I turn my head, looking down at the top of hers, covered by a hood that matches mine, her eyes on the uneven path ahead. I want to understand, desperate to claw my way inside her head and dig through the piles of rot and ash, just to find the reason why.
Is it me, is it here, is it The Obsidian, is it her?
So many thoughts race around inside my skull, I’m barely paying attention to where we’re heading, where she’s leading me. All I know is, this is the last fucking thing I wanted to be doing tonight.
“It’s here,” Nellie says finally, the curve of her spade slicing through the air before thudding down into the oversoaked earth.
“You’re sure?” I ask incredulously, because right now, in the pitch fucking dark, nothing but a singular lantern between us, the orange glow only just enough to see a foot ahead, it’s impossible for even the best killers to find a grave.
But she looks over at me, one eyebrow curving higher on her forehead, holding my gaze for just a few seconds, both of us silent, and then without answering, she hefts up the spade and starts to dig.
I’m the first to find it.
Him.
Thomas Avery.
My shovel hits bone, sending a vibration up the length of my radius, stumbling up my humerus, my entire arm jolting with the impact. The more mud we remove, the clearer it becomes that the freezing temperatures we’ve been having have kept his body pretty intact. He looks more or less just the way he did when the girls brought him out here, the hammering rain washing away the dirt on his skin as we fully uncover him.
“He’s still like that ’cause of the cold temperature, huh?” Nellie sighs, knowing this’ll make the job longer, knowing that’s why we brought the axe out here with us, just in case of this.
It almost makes me smile. How we’re both endlessly on the same page, same thoughts, same time, even when neither one of us says it. But then I remember how I’ve spent the last two months trying to knock her arse up and she’s got a fucking implant stopping me from doing just that.
Nellie crouches over the grave I’m standing in, a good four feet deep, lifting her eyes unto mine from staring down at the body, but I don’t look up. I don’t look at her, because between me and her, the axe at my back, and this already dug grave, there’s too much of a possibility I’ll kill us both and toss our pathetic bodies into the second-hand pit.
“Yeah,” I reply, sighing too, wishing tonight had never happened at all.
That I’d handled things better with Imogen.

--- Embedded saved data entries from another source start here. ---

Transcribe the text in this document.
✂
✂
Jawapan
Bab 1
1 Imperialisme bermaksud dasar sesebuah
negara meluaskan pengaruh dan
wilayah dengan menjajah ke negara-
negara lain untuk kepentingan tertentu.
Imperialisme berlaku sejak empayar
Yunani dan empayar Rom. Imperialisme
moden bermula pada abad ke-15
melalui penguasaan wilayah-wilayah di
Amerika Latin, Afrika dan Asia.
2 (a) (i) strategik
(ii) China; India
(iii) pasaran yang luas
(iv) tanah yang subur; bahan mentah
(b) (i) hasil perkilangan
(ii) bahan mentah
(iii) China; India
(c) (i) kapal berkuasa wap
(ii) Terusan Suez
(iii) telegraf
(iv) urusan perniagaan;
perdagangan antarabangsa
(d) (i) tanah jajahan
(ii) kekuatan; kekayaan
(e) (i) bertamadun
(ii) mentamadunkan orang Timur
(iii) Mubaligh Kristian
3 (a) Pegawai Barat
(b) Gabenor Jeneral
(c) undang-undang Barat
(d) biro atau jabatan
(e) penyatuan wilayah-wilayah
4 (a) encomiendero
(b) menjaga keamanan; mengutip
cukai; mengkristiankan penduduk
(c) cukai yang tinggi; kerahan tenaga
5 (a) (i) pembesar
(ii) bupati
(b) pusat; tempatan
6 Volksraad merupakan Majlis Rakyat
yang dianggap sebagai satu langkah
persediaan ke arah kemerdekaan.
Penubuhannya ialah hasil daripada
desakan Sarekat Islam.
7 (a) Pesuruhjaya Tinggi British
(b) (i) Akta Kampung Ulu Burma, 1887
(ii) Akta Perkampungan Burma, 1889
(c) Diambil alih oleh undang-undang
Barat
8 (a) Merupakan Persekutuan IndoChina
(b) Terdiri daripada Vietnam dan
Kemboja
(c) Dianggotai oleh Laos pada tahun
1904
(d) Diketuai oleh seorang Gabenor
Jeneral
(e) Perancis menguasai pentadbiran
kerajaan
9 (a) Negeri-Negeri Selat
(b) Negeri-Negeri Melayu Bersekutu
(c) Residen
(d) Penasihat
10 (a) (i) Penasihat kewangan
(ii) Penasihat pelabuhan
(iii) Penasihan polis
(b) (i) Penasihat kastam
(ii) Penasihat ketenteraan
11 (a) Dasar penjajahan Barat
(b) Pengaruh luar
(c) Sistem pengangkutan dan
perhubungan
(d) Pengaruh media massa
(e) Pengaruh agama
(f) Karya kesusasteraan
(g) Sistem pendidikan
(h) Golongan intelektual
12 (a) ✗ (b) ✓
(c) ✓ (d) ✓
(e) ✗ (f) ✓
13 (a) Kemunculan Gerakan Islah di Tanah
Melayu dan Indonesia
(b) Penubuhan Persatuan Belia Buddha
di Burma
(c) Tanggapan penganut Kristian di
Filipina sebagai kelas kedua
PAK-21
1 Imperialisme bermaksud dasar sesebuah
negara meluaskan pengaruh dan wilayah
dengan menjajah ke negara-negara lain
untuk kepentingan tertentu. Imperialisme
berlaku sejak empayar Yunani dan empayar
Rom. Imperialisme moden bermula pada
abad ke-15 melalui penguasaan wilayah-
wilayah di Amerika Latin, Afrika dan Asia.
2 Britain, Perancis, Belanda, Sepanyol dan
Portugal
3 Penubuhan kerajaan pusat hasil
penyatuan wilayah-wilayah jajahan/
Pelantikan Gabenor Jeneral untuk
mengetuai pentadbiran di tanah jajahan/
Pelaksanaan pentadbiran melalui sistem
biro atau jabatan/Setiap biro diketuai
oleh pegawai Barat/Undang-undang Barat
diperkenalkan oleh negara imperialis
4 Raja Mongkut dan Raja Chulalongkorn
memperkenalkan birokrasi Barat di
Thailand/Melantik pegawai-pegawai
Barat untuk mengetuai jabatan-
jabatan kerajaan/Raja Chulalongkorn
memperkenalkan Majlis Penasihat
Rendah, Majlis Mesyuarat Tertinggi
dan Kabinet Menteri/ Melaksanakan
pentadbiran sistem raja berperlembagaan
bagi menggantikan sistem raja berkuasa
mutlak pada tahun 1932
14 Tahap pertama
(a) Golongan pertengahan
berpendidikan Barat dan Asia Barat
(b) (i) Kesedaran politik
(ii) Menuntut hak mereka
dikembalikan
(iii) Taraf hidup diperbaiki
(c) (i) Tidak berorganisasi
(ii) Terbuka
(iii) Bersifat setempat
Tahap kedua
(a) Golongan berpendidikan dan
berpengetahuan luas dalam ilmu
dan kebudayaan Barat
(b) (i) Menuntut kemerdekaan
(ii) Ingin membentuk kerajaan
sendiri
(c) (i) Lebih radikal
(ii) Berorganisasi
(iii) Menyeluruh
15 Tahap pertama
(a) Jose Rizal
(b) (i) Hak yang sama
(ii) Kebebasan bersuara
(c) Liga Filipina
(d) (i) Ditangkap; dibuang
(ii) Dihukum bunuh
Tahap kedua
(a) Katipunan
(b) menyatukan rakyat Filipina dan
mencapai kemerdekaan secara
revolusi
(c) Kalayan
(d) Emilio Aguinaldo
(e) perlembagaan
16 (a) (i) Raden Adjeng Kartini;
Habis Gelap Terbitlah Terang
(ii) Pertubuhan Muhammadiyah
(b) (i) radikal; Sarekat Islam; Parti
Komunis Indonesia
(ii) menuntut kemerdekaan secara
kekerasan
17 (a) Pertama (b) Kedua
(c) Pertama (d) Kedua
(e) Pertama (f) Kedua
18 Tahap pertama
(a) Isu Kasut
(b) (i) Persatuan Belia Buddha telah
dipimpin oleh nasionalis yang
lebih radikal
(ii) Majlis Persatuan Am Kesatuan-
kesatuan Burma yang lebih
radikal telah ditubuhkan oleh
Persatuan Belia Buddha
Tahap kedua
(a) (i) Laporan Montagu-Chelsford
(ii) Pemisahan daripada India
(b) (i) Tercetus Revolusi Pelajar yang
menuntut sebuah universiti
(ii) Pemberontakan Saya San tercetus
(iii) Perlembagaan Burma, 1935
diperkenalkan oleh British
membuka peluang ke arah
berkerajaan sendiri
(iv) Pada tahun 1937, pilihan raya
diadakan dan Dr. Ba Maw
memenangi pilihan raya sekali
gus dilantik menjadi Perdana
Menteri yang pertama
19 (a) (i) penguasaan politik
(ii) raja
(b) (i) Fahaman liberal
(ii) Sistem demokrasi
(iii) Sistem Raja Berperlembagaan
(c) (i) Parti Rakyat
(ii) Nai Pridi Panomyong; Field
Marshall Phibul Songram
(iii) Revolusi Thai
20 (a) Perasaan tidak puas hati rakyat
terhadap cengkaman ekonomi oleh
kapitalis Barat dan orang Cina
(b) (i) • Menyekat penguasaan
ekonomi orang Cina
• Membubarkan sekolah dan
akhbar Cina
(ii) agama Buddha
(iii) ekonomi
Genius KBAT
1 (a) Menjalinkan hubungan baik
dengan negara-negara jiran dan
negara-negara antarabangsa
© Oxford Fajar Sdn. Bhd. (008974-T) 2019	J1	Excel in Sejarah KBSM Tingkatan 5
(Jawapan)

That my father wasn’t secretly back, hiding in the manor somewhere just waiting to spring out on us when he’s got something to punish us for, to torture us about.
That’s how I know he’s in that house.
Imogen being in my suite in the middle of the night.
That wasn’t a coincidence.
Not dressed the way she was, in her uniform, butruffled…
It means he sent her for a reason.
To look for something.
And I’m sure it’ll have had something to do with my little lamb.
Penelope jumps down beside me, her feet squelching as her welly boots sink into the sodden ground, the puddle of water quickly deepening.
“Head or feet?” she asks me, and I just want to scream at her, but I don’t.
“Well, why don’t we let you choose, Little Lamb, since it was you he hurt, you can decide which part of him you’d like to hack up first.”
She smiles at me then, this shy curl of her lips, something real, something dark. Her big ash-brown eyes drop to her feet, lashes fluttering, she looks up at me, her chin still dipped, and it looks like love, the way she holds my gaze. It’s as though she’sreached inside my skeleton and dug out the marrow, replaced it all with pieces of her.
Devotion.
It almost tricks me, almost makes me forget, but then I get angry all over again, remembering what she’s done to me.
How that can’t be, how that isn’t, love.